Minimally acceptable is mediocrity. There is no growth available to those who choose to just scrape by, those who sit in the parking lot waiting until precisely 8:00 AM to start working, unwilling to put in an extra few minutes of work. Minimally acceptable is a withholding of value, the kind that would make a difference in results—even if it would require more effort, more energy, and more commitment on your part.
Even though you may be doing just enough, what is minimally acceptable to other people should not be minimally acceptable to you. There is no benefit, outside of comfort, for lowering your own personal standard to something less than what you are truly capable of. There is no reward for being mediocre, for trying to stay smack in the middle of the Gaussian distribution curve (what we know as a bell curve).
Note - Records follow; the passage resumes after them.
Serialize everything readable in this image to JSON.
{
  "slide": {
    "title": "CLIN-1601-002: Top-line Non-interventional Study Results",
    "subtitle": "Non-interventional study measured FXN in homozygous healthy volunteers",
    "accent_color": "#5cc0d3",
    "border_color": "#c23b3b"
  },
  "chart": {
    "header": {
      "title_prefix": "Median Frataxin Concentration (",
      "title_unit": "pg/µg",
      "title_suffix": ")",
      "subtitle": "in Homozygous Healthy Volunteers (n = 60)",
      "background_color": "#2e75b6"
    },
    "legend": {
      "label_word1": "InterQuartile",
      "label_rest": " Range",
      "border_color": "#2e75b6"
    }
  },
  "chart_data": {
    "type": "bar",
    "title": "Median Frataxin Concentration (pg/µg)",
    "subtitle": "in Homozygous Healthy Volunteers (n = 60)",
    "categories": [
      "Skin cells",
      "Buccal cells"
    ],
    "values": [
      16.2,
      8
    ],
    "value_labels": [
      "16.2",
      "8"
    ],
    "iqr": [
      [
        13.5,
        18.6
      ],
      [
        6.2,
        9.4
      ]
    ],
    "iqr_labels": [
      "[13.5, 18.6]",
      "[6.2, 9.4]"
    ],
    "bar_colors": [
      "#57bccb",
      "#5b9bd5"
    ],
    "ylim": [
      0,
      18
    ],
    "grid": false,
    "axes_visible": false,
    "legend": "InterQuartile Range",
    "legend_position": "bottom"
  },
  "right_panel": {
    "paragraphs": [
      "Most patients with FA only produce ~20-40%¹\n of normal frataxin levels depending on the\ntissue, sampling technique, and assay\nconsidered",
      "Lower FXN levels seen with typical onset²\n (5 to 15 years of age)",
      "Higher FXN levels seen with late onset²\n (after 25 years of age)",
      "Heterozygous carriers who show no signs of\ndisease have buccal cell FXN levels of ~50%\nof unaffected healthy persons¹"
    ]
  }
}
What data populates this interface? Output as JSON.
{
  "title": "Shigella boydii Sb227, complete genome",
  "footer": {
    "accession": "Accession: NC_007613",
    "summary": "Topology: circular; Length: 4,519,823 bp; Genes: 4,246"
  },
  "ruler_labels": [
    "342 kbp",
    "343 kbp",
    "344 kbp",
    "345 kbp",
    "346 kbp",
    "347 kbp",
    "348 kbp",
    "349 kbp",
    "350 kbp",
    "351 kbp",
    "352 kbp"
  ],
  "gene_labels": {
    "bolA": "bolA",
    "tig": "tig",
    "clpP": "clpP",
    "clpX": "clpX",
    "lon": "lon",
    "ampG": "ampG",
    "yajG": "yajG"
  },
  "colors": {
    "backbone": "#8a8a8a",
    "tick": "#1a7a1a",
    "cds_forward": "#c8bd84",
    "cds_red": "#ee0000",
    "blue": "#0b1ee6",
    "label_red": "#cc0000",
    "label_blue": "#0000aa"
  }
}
There is this popular idea right now that your company is supposed to supply you with purposeful, meaningful work. This idea is no doubt something far greater than “increase shareholder value.” But it is only half correct, and it requires the other half to make a whole. The other half is that your work has purpose and meaning only when you invest those things in your work. When your personal standard is excellence when the minimally acceptable is no longer acceptable to you, then your work becomes something different than your job, your profession becomes something different than your job title.
The rewards in all their forms accrue to those who give themselves over to something, insisting that their personal standard is the bar, refusing to withhold value, and refusing to do what is minimally acceptable.